John shook his head. 'Why does Uncle Meshach do anything?' He spoke with sarcastic irritation. 'I suppose he's taken a sudden fancy for Susan's child, after ignoring him all these years.'
'And has Aunt Hannah altered her will, too?'
'No. I'm all right in that quarter.'
'Then if your Aunt Hannah lives longest, you'll still come in for everything, just as if your Uncle Meshach hadn't altered his will?'
'Yes. But Aunt Hannah won't live for ever. And Uncle Meshach will. And where shall I be if she dies first?' He went on in a different tone. 'Of course one of 'em's bound to die soon. Uncle's sixty-four if he's a day, and the old lady's a year older. And I want money.'
'Do you, Jack, really?' she said. Long ago she had suspected it, though John never stinted her. Once more the solid house and their comfortable existence seemed to shiver and be engulfed.
'By the way, Nora,' he burst out with sudden bright animation, 'I've been so occupied to-day I forgot to wish you many happy returns. And here's the usual. I hadn't got it on me this morning.'
He kissed her and gave her a ten-pound note.

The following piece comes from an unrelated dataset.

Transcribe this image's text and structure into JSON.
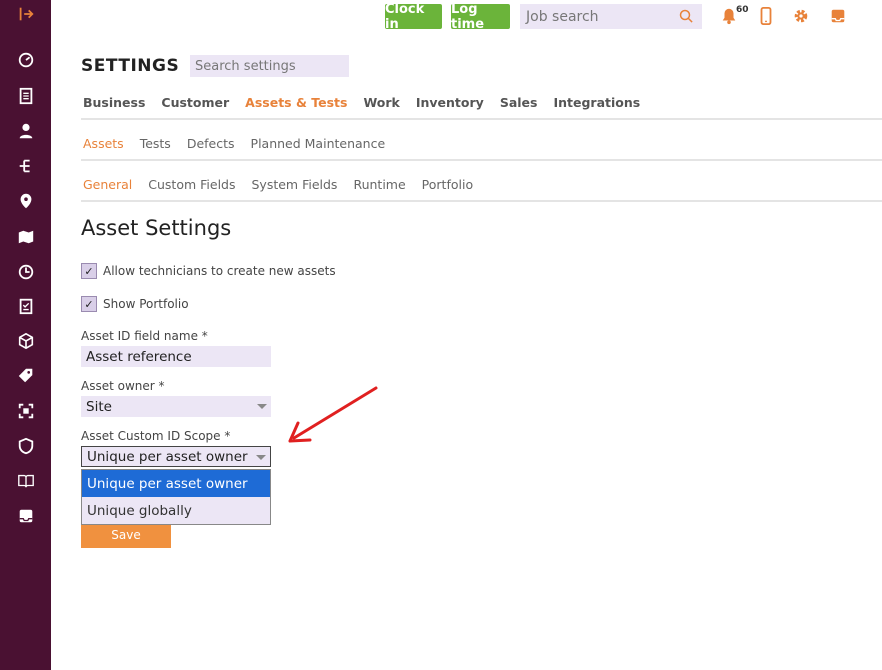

'Oh! thanks, Jack!' she said, glancing at the note with a factitious curiosity to hide her embarrassment.
'You're good-looking enough yet!' he exclaimed as he gazed at her.
'He wants something out of me. He wants something out of me,' she thought as she gave him a smile for his compliment. And this idea that he wanted something, that circumstances should have forced him into the position of an applicant, distressed her. She grieved for him. She saw all his good qualities--his energy, vitality, cleverness, facile kindliness, his large masculinity. It seemed to her, as she gazed up at him from the music-stool in the shaded solitude or the drawing-room, that she was very intimate with him, and very dependent on him; and she wished him to be always flamboyant, imposing, and successful.
'If you are at all hard up, Jack----' She made as if to reject the note.
'Oh! get out!' he laughed. 'It's not a tenner that I'm short of. I tell you what you _can_ do,' he went on quickly and lightly. 'I was thinking of raising a bit temporarily on this house. Five hundred, say. You wouldn't mind, would you?' ![]()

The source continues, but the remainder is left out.